Иван Блоков: Я не буду называть конкретные компании, но ведут они себя примерно одинаково, если говорить о крупном бизнесе, связанном с горной добычей и с переработкой полезных ископаемых. Если нужно построить новое предприятие, не стоит вопрос открытого обсуждения с предоставлением документов, а стоит вопрос: мы по закону не должны – все, вы задали вопрос, но мы не обязаны отвечать на него. Так проходило обсуждение с Томинским ГОКом (это около Челябинска). А ведь Челябинск – проблемный город, там нельзя строить такие вещи. И это происходит очень во многих местах страны.
Говорить про ответственность бизнеса довольно сложно.

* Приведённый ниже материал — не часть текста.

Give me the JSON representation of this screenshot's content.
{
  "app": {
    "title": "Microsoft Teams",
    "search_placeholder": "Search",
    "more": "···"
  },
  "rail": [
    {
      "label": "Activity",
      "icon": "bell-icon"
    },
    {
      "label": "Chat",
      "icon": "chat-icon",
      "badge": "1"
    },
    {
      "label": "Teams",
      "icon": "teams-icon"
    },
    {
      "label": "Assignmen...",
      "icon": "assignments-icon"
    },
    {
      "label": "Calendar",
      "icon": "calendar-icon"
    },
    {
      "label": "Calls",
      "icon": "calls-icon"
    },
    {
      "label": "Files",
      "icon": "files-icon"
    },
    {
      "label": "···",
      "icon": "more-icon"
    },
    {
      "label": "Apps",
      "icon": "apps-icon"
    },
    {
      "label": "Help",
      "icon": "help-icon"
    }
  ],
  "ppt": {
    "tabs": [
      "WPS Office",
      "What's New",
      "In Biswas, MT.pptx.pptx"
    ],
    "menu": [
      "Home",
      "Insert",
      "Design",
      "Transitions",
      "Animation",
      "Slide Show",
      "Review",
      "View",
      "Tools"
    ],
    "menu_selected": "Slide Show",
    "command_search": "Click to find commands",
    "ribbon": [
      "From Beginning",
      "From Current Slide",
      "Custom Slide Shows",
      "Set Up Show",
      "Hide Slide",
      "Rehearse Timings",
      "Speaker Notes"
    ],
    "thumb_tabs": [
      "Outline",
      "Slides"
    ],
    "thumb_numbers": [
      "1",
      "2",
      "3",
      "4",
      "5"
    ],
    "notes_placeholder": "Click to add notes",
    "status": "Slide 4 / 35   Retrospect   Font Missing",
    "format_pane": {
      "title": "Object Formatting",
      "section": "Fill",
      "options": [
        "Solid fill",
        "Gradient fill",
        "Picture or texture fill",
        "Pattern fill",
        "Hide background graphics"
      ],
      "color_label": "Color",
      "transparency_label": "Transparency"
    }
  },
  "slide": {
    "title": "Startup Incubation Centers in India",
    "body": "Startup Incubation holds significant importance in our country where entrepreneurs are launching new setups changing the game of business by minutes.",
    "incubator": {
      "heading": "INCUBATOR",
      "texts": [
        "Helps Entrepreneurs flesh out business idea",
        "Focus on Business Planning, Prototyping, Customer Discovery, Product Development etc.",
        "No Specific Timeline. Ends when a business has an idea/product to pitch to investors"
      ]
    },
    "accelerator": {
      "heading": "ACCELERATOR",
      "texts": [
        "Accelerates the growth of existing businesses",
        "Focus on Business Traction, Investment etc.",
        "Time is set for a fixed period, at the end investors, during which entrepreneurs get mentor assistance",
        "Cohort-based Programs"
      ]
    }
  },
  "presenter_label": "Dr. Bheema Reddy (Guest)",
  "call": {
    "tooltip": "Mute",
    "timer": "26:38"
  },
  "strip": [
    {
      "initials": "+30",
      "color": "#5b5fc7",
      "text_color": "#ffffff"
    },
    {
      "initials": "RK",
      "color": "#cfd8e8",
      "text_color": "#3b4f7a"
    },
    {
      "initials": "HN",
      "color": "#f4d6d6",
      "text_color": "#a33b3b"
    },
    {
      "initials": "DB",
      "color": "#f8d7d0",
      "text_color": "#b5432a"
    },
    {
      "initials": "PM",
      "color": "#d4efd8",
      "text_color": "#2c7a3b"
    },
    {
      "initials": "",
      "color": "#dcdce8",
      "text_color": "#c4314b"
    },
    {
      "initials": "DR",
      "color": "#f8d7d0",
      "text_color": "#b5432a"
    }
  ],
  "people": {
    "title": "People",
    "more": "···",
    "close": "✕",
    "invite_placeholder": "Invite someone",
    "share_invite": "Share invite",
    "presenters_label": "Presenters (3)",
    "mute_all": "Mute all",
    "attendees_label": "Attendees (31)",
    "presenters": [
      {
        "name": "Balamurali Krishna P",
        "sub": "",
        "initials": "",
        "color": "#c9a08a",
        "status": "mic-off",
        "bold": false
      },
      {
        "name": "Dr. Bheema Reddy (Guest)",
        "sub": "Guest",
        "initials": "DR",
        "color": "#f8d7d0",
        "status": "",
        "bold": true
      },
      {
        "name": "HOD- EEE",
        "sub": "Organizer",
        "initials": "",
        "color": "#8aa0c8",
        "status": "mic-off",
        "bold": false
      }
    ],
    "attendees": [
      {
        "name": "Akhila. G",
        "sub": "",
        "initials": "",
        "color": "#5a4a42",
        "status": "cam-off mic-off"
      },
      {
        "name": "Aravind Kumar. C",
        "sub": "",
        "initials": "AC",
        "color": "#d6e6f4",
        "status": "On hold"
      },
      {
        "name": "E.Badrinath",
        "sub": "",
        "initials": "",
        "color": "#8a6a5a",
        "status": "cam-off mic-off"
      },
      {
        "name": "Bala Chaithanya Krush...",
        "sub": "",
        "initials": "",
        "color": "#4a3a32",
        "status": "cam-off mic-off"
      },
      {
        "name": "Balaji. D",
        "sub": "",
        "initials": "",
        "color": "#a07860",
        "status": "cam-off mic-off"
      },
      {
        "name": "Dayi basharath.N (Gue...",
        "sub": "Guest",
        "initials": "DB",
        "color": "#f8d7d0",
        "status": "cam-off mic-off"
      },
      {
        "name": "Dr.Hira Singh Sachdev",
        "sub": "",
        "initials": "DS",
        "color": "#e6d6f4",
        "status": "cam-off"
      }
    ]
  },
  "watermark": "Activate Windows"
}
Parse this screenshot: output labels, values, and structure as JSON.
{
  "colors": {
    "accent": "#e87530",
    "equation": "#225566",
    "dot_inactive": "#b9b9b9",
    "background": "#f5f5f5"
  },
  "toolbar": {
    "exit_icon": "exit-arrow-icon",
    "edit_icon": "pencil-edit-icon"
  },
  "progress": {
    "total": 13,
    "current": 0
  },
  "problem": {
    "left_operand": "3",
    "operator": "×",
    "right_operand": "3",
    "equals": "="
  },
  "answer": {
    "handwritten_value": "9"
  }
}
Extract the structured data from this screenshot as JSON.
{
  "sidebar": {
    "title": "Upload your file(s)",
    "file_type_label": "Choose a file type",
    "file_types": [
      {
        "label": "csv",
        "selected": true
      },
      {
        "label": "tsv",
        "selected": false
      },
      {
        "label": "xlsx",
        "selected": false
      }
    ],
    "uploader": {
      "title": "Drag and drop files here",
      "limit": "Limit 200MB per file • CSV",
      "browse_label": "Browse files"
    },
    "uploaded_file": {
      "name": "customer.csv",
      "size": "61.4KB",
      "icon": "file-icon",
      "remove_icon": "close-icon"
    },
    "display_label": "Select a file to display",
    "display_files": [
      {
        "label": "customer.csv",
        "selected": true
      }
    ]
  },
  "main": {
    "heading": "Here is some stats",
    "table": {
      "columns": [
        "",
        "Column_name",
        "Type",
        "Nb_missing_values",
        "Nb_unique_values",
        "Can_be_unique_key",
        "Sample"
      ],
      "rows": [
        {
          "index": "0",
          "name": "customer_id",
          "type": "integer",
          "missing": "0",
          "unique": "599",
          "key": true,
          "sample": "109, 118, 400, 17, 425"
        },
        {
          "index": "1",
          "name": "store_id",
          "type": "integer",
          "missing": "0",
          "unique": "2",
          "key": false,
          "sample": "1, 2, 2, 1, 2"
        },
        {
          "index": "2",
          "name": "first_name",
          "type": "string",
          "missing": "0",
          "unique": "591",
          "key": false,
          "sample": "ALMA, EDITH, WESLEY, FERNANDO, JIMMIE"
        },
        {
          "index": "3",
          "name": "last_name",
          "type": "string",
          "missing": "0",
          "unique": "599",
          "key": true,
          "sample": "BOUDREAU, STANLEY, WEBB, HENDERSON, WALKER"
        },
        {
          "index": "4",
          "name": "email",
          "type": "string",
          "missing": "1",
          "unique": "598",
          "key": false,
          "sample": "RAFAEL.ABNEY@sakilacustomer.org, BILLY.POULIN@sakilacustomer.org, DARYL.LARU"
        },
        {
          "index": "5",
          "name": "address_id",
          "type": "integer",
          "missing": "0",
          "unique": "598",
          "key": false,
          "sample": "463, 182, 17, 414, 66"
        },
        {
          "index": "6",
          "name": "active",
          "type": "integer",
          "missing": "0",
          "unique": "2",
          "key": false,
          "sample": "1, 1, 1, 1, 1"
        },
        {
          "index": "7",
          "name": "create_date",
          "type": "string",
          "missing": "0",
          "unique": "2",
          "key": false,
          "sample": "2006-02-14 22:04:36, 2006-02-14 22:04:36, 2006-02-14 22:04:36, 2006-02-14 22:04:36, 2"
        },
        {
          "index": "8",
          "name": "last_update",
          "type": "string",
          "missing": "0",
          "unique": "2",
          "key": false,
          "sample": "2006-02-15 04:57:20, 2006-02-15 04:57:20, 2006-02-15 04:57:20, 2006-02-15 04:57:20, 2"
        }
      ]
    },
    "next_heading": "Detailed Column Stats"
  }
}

Ответственность может наступать чуть позже, а сейчас стоит вопрос о необходимости соблюдать законы. С тем же горением серы – нужно устанавливать специальные датчики, иметь готовую систему тушения. Это, в принципе, все несложно, просто стоит денег.
Марьяна Торочешникова: А денег нет.
Иван Блоков: Думаю, у металлургии деньги есть. У нефтяных компаний деньги есть, а миллионы тонн нефти каждый год вытекают на землю. Деньги уходят акционерам.
Марьяна Торочешникова: Значит, акционерам, к сожалению, не так интересно, что происходит в России с окружающей средой.